Originally Posted by: Acclarion Go to Quoted Post

I'm starting to wonder if you've got my home tapped (all those bloody Amazon devices around my house are sending my conversations with Becky to you, aren't they?)

Nothing that sinister, Dave. The fact is, you're a sensitive artist doing your best to expose something that's in your heart through your music. If someone listening to it gets it right once in awhile, that's on you! Actually, it might also have something to do with the "kindred spirit effect." Let's just say that your method of reverse-engineering essays is not entirely unprecedented.   Come to think of it, my one and only composition (the Pop Goes the Weasel fantasy) just sort of...went there. I had no intention going in of doing a jazz-style variation, of a Bill Chase tribute, of it turning into a march...none of it. That's just how it turned out.

Bill, you may be surprised to learn that I'm quite a fan of Grofe's Grand Canyon Suite but I agree with you 100% about the jackass movement (On the Trail). It really hasn't aged well, especially as a serious concert piece. The problem ol' Grofe (a helluva musician, BTW) has is that he's best known for one his lamest tunes. I think he introduced the suite when he was the arranger for the Paul Whiteman Orchestra (the self-styled "King of Jazz." Rarely has an artist had a last name that was so profoundly fitting.) The Whiteman recording of the jackass movement was something of a hit and lead Grofe to create the version for full orchestra of the entire suite that we are familiar with. I like the Sunrise and Painted Desert movements the best. Cloudburst is pretty cool, too, but it suffers from comparison with all of those other "sturm" classical charts...4th movement of the PastoraleScheherazade, Eine Alpensinfonie, etc, etc.

Tom

Posted on Fri, Dec 20 2019 15:45
by William
Joined on Sun, Nov 24 2002, USA, Posts 5514

Tom you're right on that - I remember liking those other movements.  I was traumatized by the jackass movement (not something you want to step in). 

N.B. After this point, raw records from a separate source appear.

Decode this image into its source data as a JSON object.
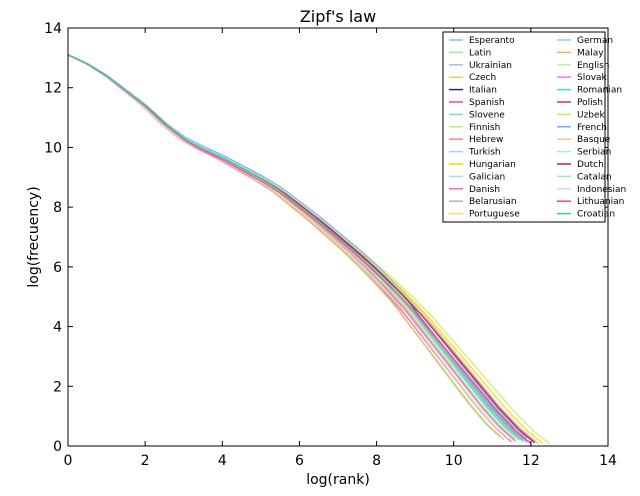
{
  "chart_data": {
    "type": "line",
    "title": "Zipf's law",
    "xlabel": "log(rank)",
    "ylabel": "log(frecuency)",
    "xlim": [
      0,
      14
    ],
    "ylim": [
      0,
      14
    ],
    "xticks": [
      0,
      2,
      4,
      6,
      8,
      10,
      12,
      14
    ],
    "yticks": [
      0,
      2,
      4,
      6,
      8,
      10,
      12,
      14
    ],
    "grid": false,
    "legend_position": "top-right",
    "legend_columns": 2,
    "series_x": [
      0.0,
      0.5,
      1.0,
      1.5,
      2.0,
      2.5,
      3.0,
      3.5,
      4.0,
      4.5,
      5.0,
      5.5,
      6.0,
      6.5,
      7.0,
      7.5,
      8.0,
      8.5,
      9.0,
      9.5,
      10.0,
      10.5,
      11.0,
      11.5,
      12.0
    ],
    "series_y": [
      13.1,
      12.8,
      12.4,
      11.9,
      11.4,
      10.8,
      10.3,
      9.95,
      9.65,
      9.3,
      8.95,
      8.55,
      8.05,
      7.55,
      7.0,
      6.45,
      5.85,
      5.2,
      4.5,
      3.7,
      2.9,
      2.1,
      1.3,
      0.6,
      0.05
    ],
    "series": [
      {
        "name": "Esperanto",
        "color": "#7fbfe8",
        "lenX": 11.6,
        "offset": 0.35
      },
      {
        "name": "Latin",
        "color": "#9fe0a0",
        "lenX": 11.4,
        "offset": 0.15
      },
      {
        "name": "Ukrainian",
        "color": "#b7b7ee",
        "lenX": 11.9,
        "offset": -0.1
      },
      {
        "name": "Czech",
        "color": "#f0c870",
        "lenX": 12.1,
        "offset": 0.05
      },
      {
        "name": "Italian",
        "color": "#1f2f8f",
        "lenX": 11.8,
        "offset": 0.2
      },
      {
        "name": "Spanish",
        "color": "#e84fa0",
        "lenX": 11.5,
        "offset": -0.05
      },
      {
        "name": "Slovene",
        "color": "#66ddd0",
        "lenX": 11.7,
        "offset": 0.1
      },
      {
        "name": "Finnish",
        "color": "#c8ee66",
        "lenX": 12.5,
        "offset": -0.25
      },
      {
        "name": "Hebrew",
        "color": "#f08a8a",
        "lenX": 11.6,
        "offset": 0.0
      },
      {
        "name": "Turkish",
        "color": "#aaccee",
        "lenX": 12.2,
        "offset": -0.2
      },
      {
        "name": "Hungarian",
        "color": "#ffd700",
        "lenX": 12.3,
        "offset": -0.15
      },
      {
        "name": "Galician",
        "color": "#8ef0c8",
        "lenX": 11.2,
        "offset": 0.25
      },
      {
        "name": "Danish",
        "color": "#ff66cc",
        "lenX": 11.6,
        "offset": 0.05
      },
      {
        "name": "Belarusian",
        "color": "#aab4bb",
        "lenX": 11.9,
        "offset": -0.05
      },
      {
        "name": "Portuguese",
        "color": "#ffe066",
        "lenX": 11.7,
        "offset": 0.3
      },
      {
        "name": "German",
        "color": "#88ccff",
        "lenX": 11.9,
        "offset": -0.1
      },
      {
        "name": "Malay",
        "color": "#ffaa55",
        "lenX": 11.3,
        "offset": 0.1
      },
      {
        "name": "English",
        "color": "#bbeeaa",
        "lenX": 11.8,
        "offset": 0.0
      },
      {
        "name": "Slovak",
        "color": "#ee77ee",
        "lenX": 12.0,
        "offset": -0.15
      },
      {
        "name": "Romanian",
        "color": "#44dddd",
        "lenX": 11.7,
        "offset": 0.12
      },
      {
        "name": "Polish",
        "color": "#dd3355",
        "lenX": 12.1,
        "offset": -0.08
      },
      {
        "name": "Uzbek",
        "color": "#d9e066",
        "lenX": 11.4,
        "offset": 0.18
      },
      {
        "name": "French",
        "color": "#77aaff",
        "lenX": 11.9,
        "offset": 0.22
      },
      {
        "name": "Basque",
        "color": "#ffbb99",
        "lenX": 11.8,
        "offset": -0.02
      },
      {
        "name": "Serbian",
        "color": "#a0e8f8",
        "lenX": 12.0,
        "offset": 0.08
      },
      {
        "name": "Dutch",
        "color": "#cc2222",
        "lenX": 12.1,
        "offset": -0.12
      },
      {
        "name": "Catalan",
        "color": "#99ee99",
        "lenX": 11.6,
        "offset": 0.14
      },
      {
        "name": "Indonesian",
        "color": "#d8d8f0",
        "lenX": 11.5,
        "offset": 0.02
      },
      {
        "name": "Lithuanian",
        "color": "#ff4488",
        "lenX": 12.0,
        "offset": -0.18
      },
      {
        "name": "Croatian",
        "color": "#33ccbb",
        "lenX": 11.8,
        "offset": 0.06
      }
    ]
  }
}
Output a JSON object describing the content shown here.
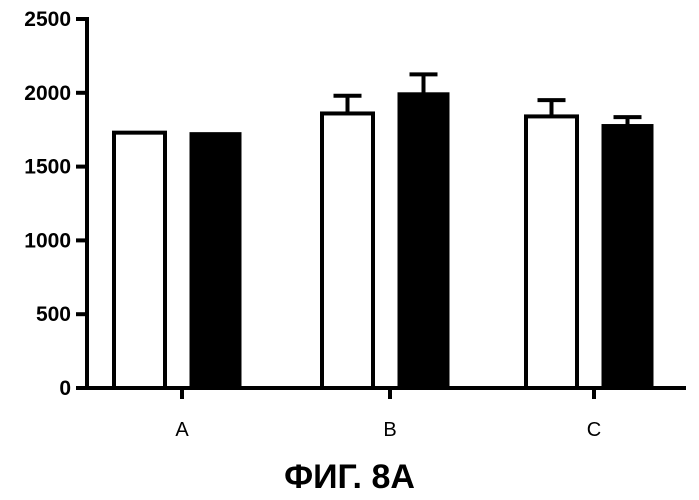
{
  "chart_data": {
    "type": "bar",
    "title": "",
    "xlabel": "",
    "ylabel": "",
    "ylim": [
      0,
      2500
    ],
    "yticks": [
      0,
      500,
      1000,
      1500,
      2000,
      2500
    ],
    "categories": [
      "A",
      "B",
      "C"
    ],
    "grid": false,
    "legend": "none",
    "series": [
      {
        "fill": "#ffffff",
        "values": [
          1730,
          1860,
          1840
        ],
        "errors": [
          0,
          120,
          110
        ]
      },
      {
        "fill": "#000000",
        "values": [
          1730,
          2000,
          1785
        ],
        "errors": [
          0,
          125,
          50
        ]
      }
    ]
  },
  "caption": "ФИГ. 8А"
}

Posted on Sun, Dec 22 2019 13:02
by Acclarion
Joined on Sat, Aug 15 2015, Canada, Eh!, Posts 513
Originally Posted by: tchampe Go to Quoted Post
The fact is, you're a sensitive artist doing your best to expose something that's in your heart through your music.


Not doing a great job, unfortnately. I have 3 supporters that "get it". It's funny how I'm constantly told how abstract my music is on forums, and yet I know how "off the beaten path" much modern/avante-garde music can be in comparison, that I sometimes feel like postng my music side by side with some of these works, so people will consider my music to be the pleasant and familiar work :)

Merry Christmas to all! (Happy Hannukah, Kwanzaa, or any other holiday you may celebrate)

Dave
www.DavidCarovillano.com - NEW SITE!